In Reply: Drs Jones and Blumenthal comment that our study did not adequately address limitations of the lipoprotein(a) assays used for plasma levels. In particular, they state that the lipoprotein(a) assay used in 2001 through 2003 in the CGPS, an immunoturbidimetric assay from DiaSys (DiaSys Diagnostic Systems, Holzheim, Germany) measuring total mass of lipoprotein(a), is biased compared with current isoform-independent molar assays.

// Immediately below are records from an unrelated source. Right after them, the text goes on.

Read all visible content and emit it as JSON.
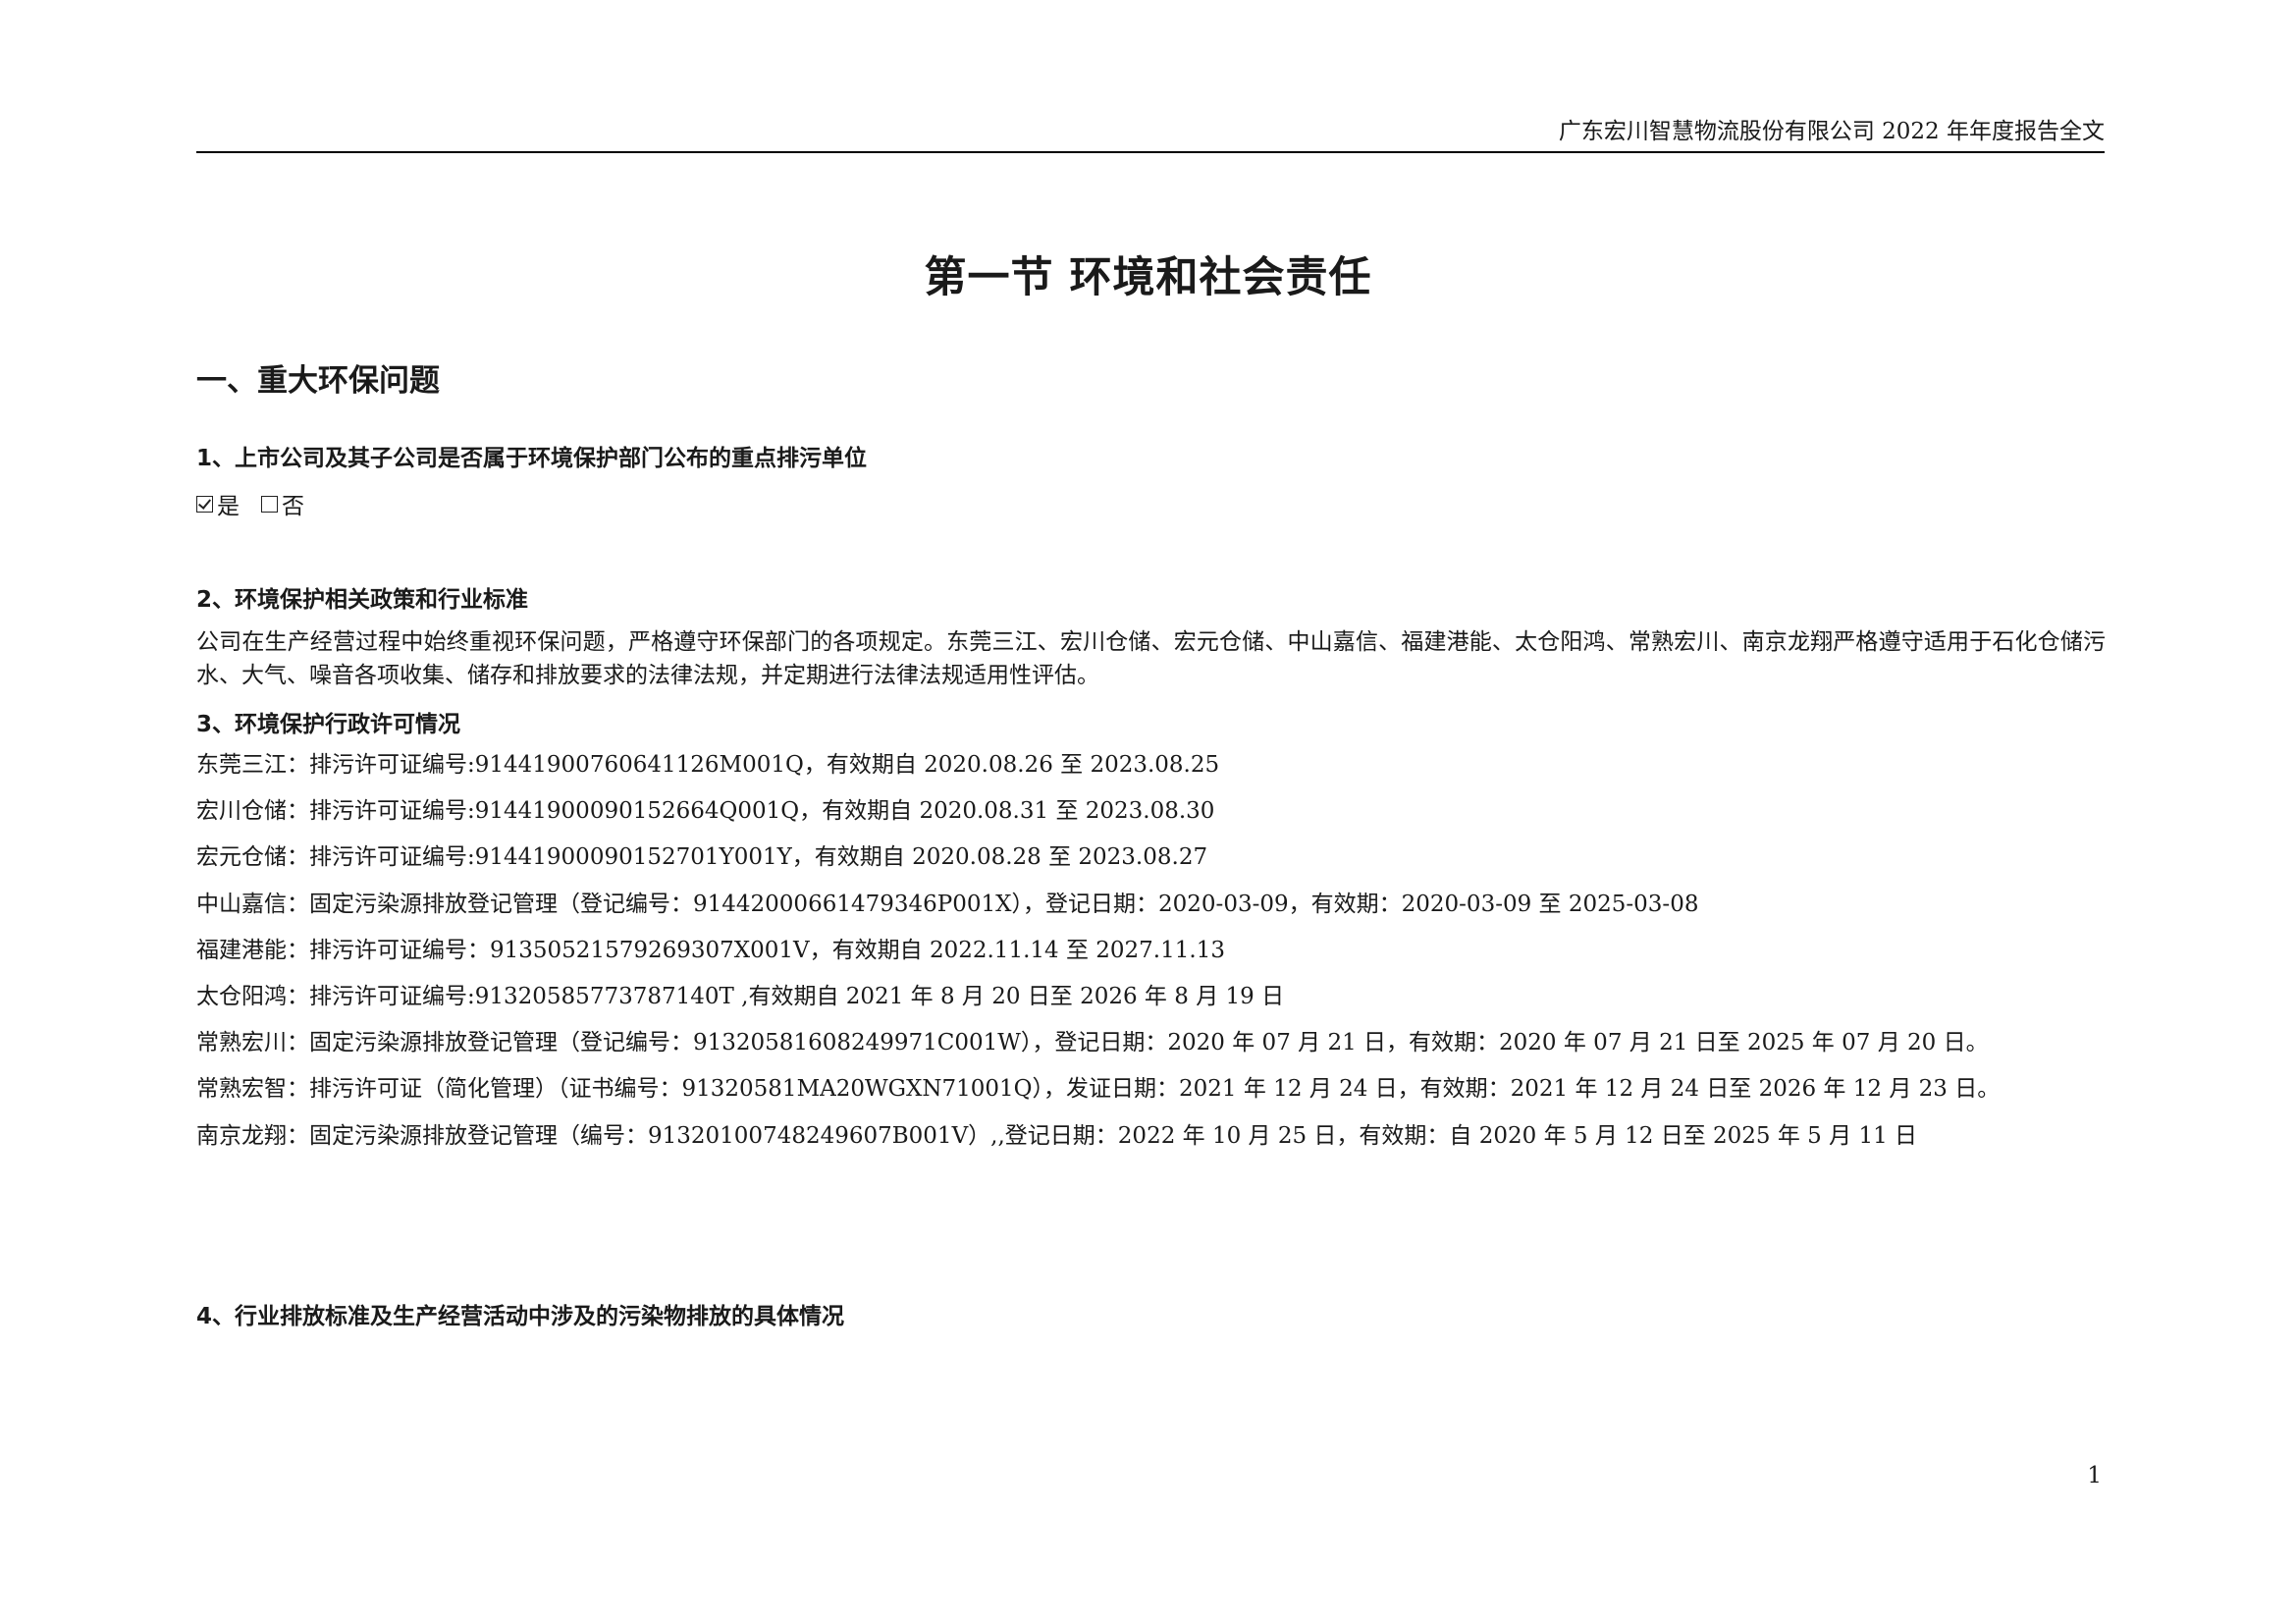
{
  "header": {
    "text": "广东宏川智慧物流股份有限公司 2022 年年度报告全文"
  },
  "section_title": "第一节  环境和社会责任",
  "part1": {
    "heading": "一、重大环保问题",
    "q1": {
      "heading": "1、上市公司及其子公司是否属于环境保护部门公布的重点排污单位",
      "options": [
        {
          "label": "是",
          "checked": true
        },
        {
          "label": "否",
          "checked": false
        }
      ]
    },
    "q2": {
      "heading": "2、环境保护相关政策和行业标准",
      "paragraph": "公司在生产经营过程中始终重视环保问题，严格遵守环保部门的各项规定。东莞三江、宏川仓储、宏元仓储、中山嘉信、福建港能、太仓阳鸿、常熟宏川、南京龙翔严格遵守适用于石化仓储污水、大气、噪音各项收集、储存和排放要求的法律法规，并定期进行法律法规适用性评估。"
    },
    "q3": {
      "heading": "3、环境保护行政许可情况",
      "permits": [
        "东莞三江：排污许可证编号:91441900760641126M001Q，有效期自 2020.08.26 至 2023.08.25",
        "宏川仓储：排污许可证编号:9144190009015266​4Q001Q，有效期自 2020.08.31 至 2023.08.30",
        "宏元仓储：排污许可证编号:91441900090152701Y001Y，有效期自 2020.08.28 至 2023.08.27",
        "中山嘉信：固定污染源排放登记管理（登记编号：91442000661479346P001X），登记日期：2020-03-09，有效期：2020-03-09 至 2025-03-08",
        "福建港能：排污许可证编号：91350521579269307X001V，有效期自 2022.11.14 至 2027.11.13",
        "太仓阳鸿：排污许可证编号:91320585773787140T ,有效期自 2021 年 8 月 20 日至 2026 年 8 月 19 日",
        "常熟宏川：固定污染源排放登记管理（登记编号：91320581608249971C001W），登记日期：2020 年 07 月 21 日，有效期：2020 年 07 月 21 日至 2025 年 07 月 20 日。",
        "常熟宏智：排污许可证（简化管理）（证书编号：91320581MA20WGXN71001Q），发证日期：2021 年 12 月 24 日，有效期：2021 年 12 月 24 日至 2026 年 12 月 23 日。",
        "南京龙翔：固定污染源排放登记管理（编号：91320100748249607B001V）,,登记日期：2022 年 10 月 25 日，有效期：自 2020 年 5 月 12 日至 2025 年 5 月 11 日"
      ]
    },
    "q4": {
      "heading": "4、行业排放标准及生产经营活动中涉及的污染物排放的具体情况"
    }
  },
  "page_number": "1"
}
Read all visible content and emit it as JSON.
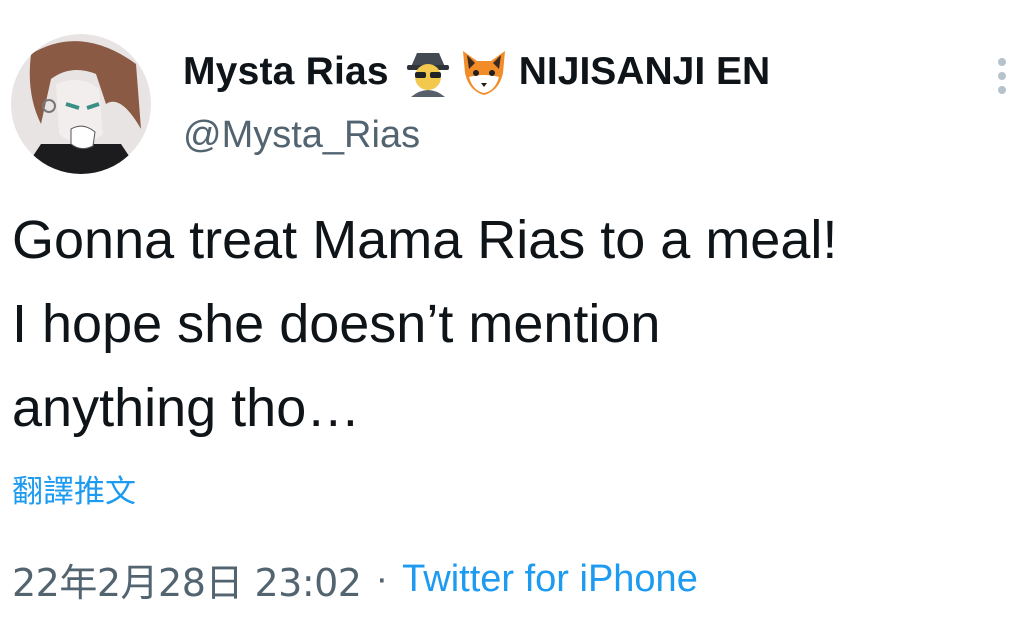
{
  "author": {
    "display_name": "Mysta Rias",
    "name_emojis": [
      "spy-emoji",
      "fox-emoji"
    ],
    "org_name": "NIJISANJI EN",
    "handle": "@Mysta_Rias"
  },
  "tweet": {
    "text": "Gonna treat Mama Rias to a meal!\nI hope she doesn’t mention\nanything tho…",
    "translate_label": "翻譯推文",
    "date": "22年2月28日 23:02",
    "separator": "·",
    "source": "Twitter for iPhone"
  },
  "colors": {
    "link": "#1d9bf0",
    "secondary_text": "#536471",
    "primary_text": "#0f1419"
  }
}
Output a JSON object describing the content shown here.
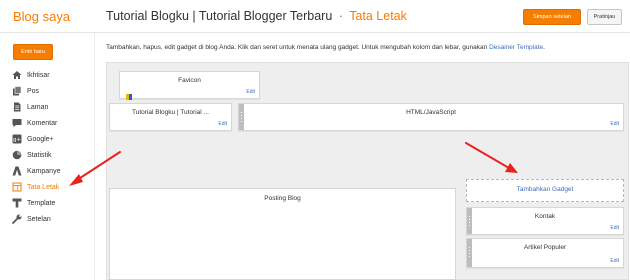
{
  "header": {
    "logo": "Blog saya",
    "blog_title": "Tutorial Blogku | Tutorial Blogger Terbaru",
    "separator": "·",
    "page_title": "Tata Letak",
    "save_label": "Simpan setelan",
    "preview_label": "Pratinjau",
    "accent_color": "#f57d00"
  },
  "sidebar": {
    "new_post_label": "Entri baru",
    "items": [
      {
        "label": "Ikhtisar",
        "icon": "home-icon"
      },
      {
        "label": "Pos",
        "icon": "posts-icon"
      },
      {
        "label": "Laman",
        "icon": "pages-icon"
      },
      {
        "label": "Komentar",
        "icon": "comment-icon"
      },
      {
        "label": "Google+",
        "icon": "google-plus-icon"
      },
      {
        "label": "Statistik",
        "icon": "stats-icon"
      },
      {
        "label": "Kampanye",
        "icon": "campaign-icon"
      },
      {
        "label": "Tata Letak",
        "icon": "layout-icon",
        "active": true
      },
      {
        "label": "Template",
        "icon": "template-icon"
      },
      {
        "label": "Setelan",
        "icon": "wrench-icon"
      }
    ]
  },
  "main": {
    "intro_text": "Tambahkan, hapus, edit gadget di blog Anda. Klik dan seret untuk menata ulang gadget. Untuk mengubah kolom dan lebar, gunakan",
    "intro_link": "Desainer Template",
    "intro_end": ".",
    "gadgets": {
      "favicon": {
        "title": "Favicon",
        "edit": "Edit"
      },
      "header": {
        "title": "Tutorial Blogku | Tutorial ...",
        "edit": "Edit"
      },
      "html_js": {
        "title": "HTML/JavaScript",
        "edit": "Edit"
      },
      "posting": {
        "title": "Posting Blog"
      },
      "add_gadget": {
        "title": "Tambahkan Gadget"
      },
      "kontak": {
        "title": "Kontak",
        "edit": "Edit"
      },
      "artikel": {
        "title": "Artikel Populer",
        "edit": "Edit"
      }
    },
    "arrow_color": "#e8231d"
  }
}
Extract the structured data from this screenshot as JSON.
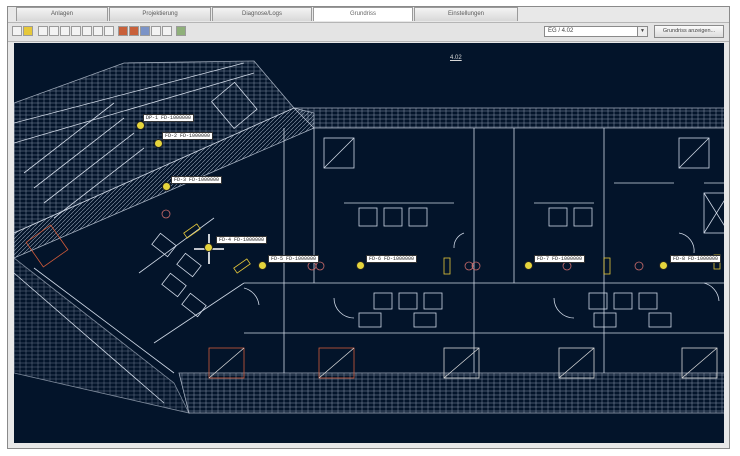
{
  "tabs": [
    {
      "label": "Anlagen"
    },
    {
      "label": "Projektierung"
    },
    {
      "label": "Diagnose/Logs"
    },
    {
      "label": "Grundriss"
    },
    {
      "label": "Einstellungen"
    }
  ],
  "toolbar": {
    "floor_value": "EG / 4.02",
    "show_button": "Grundriss anzeigen..."
  },
  "plan": {
    "scale_label": "4.02",
    "devices": [
      {
        "text": "DP-1 FD-1000000"
      },
      {
        "text": "FD-2 FD-1000000"
      },
      {
        "text": "FD-3 FD-1000000"
      },
      {
        "text": "FD-4 FD-1000000"
      },
      {
        "text": "FD-5 FD-1000000"
      },
      {
        "text": "FD-6 FD-1000000"
      },
      {
        "text": "FD-7 FD-1000000"
      },
      {
        "text": "FD-8 FD-1000000"
      }
    ]
  }
}
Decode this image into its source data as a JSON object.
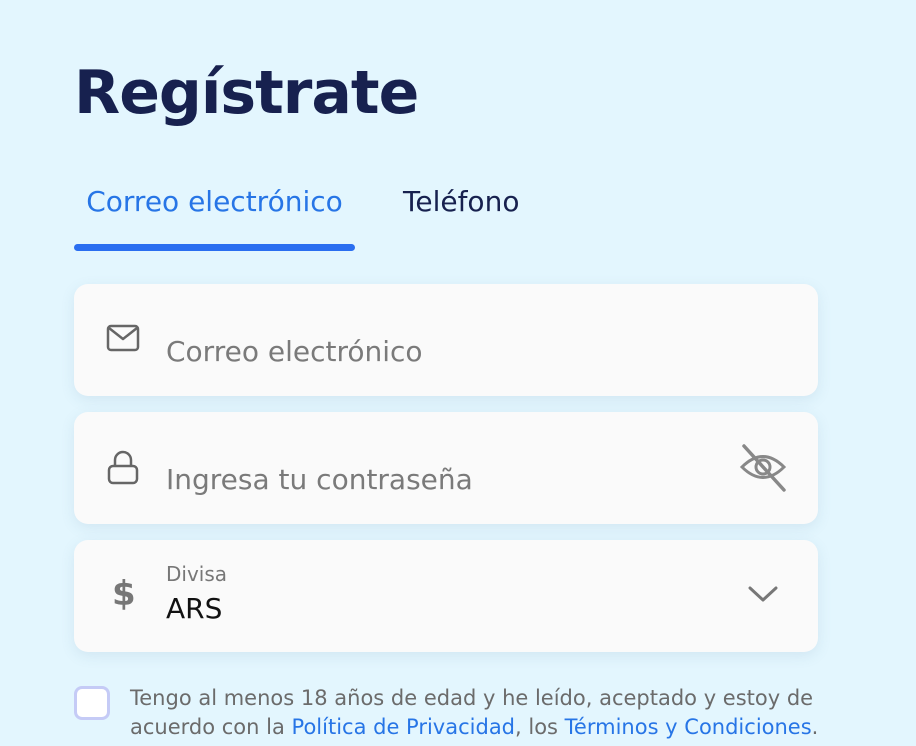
{
  "page": {
    "title": "Regístrate"
  },
  "tabs": {
    "email_label": "Correo electrónico",
    "phone_label": "Teléfono",
    "active": "email"
  },
  "email_field": {
    "placeholder": "Correo electrónico",
    "icon": "mail-icon"
  },
  "password_field": {
    "placeholder": "Ingresa tu contraseña",
    "icon": "lock-icon",
    "toggle_icon": "eye-off-icon"
  },
  "currency_field": {
    "symbol": "$",
    "label": "Divisa",
    "value": "ARS",
    "icon": "chevron-down-icon"
  },
  "consent": {
    "text_before": "Tengo al menos 18 años de edad y he leído, aceptado y estoy de acuerdo con la ",
    "privacy_link": "Política de Privacidad",
    "text_between": ", los ",
    "terms_link": "Términos y Condiciones",
    "text_after": ".",
    "checked": false
  },
  "colors": {
    "background": "#e3f6fe",
    "title": "#17214f",
    "accent": "#2775e6",
    "field_bg": "#fafafa"
  }
}
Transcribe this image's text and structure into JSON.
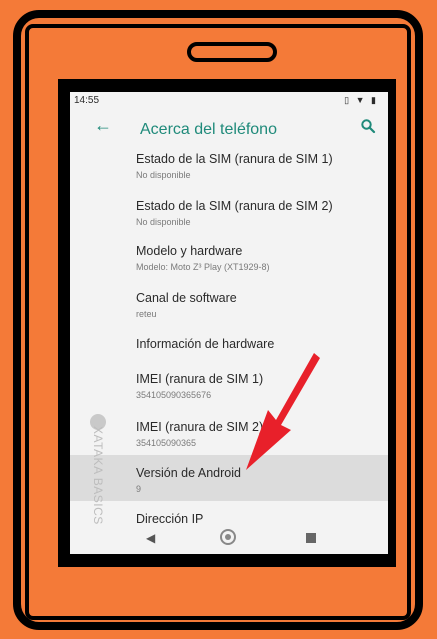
{
  "status": {
    "time": "14:55",
    "icons": "▯ ▼ ▮"
  },
  "header": {
    "back_icon": "←",
    "title": "Acerca del teléfono"
  },
  "items": [
    {
      "title": "Estado de la SIM (ranura de SIM 1)",
      "subtitle": "No disponible"
    },
    {
      "title": "Estado de la SIM (ranura de SIM 2)",
      "subtitle": "No disponible"
    },
    {
      "title": "Modelo y hardware",
      "subtitle": "Modelo: Moto Z³ Play (XT1929-8)"
    },
    {
      "title": "Canal de software",
      "subtitle": "reteu"
    },
    {
      "title": "Información de hardware",
      "subtitle": ""
    },
    {
      "title": "IMEI (ranura de SIM 1)",
      "subtitle": "354105090365676"
    },
    {
      "title": "IMEI (ranura de SIM 2)",
      "subtitle": "354105090365"
    },
    {
      "title": "Versión de Android",
      "subtitle": "9"
    },
    {
      "title": "Dirección IP",
      "subtitle": ""
    }
  ],
  "watermark": {
    "text": "XATAKA BASICS"
  },
  "colors": {
    "frame": "#f47a38",
    "accent": "#1f8a7a",
    "arrow": "#e8202a"
  }
}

However, the risk estimates for myocardial infarction in our study were based on the Copenhagen City Heart Study (CCHS), in which lipoprotein(a) total mass was measured in 1991 through 1994 using a well-validated in-house turbidimetric assay using rabbit antihuman lipoprotein(a) polyclonal antibodies.1 The polyclonal antibodies were purified by immunoadsorption against apolipoprotein B and plasminogen, ensuring no cross-reactivity with either of these components, confirmed by immunoelectrophoresis. In addition, the polyclonal antibodies were tested by Western blot targeting 12 different isoforms of lipoprotein(a), with adequate detection of all isoforms and no tendency for the larger isoforms to have increased signal intensity. Therefore, any tendency to overestimate concentrations of large isoforms (bias) in our assay is probably modest.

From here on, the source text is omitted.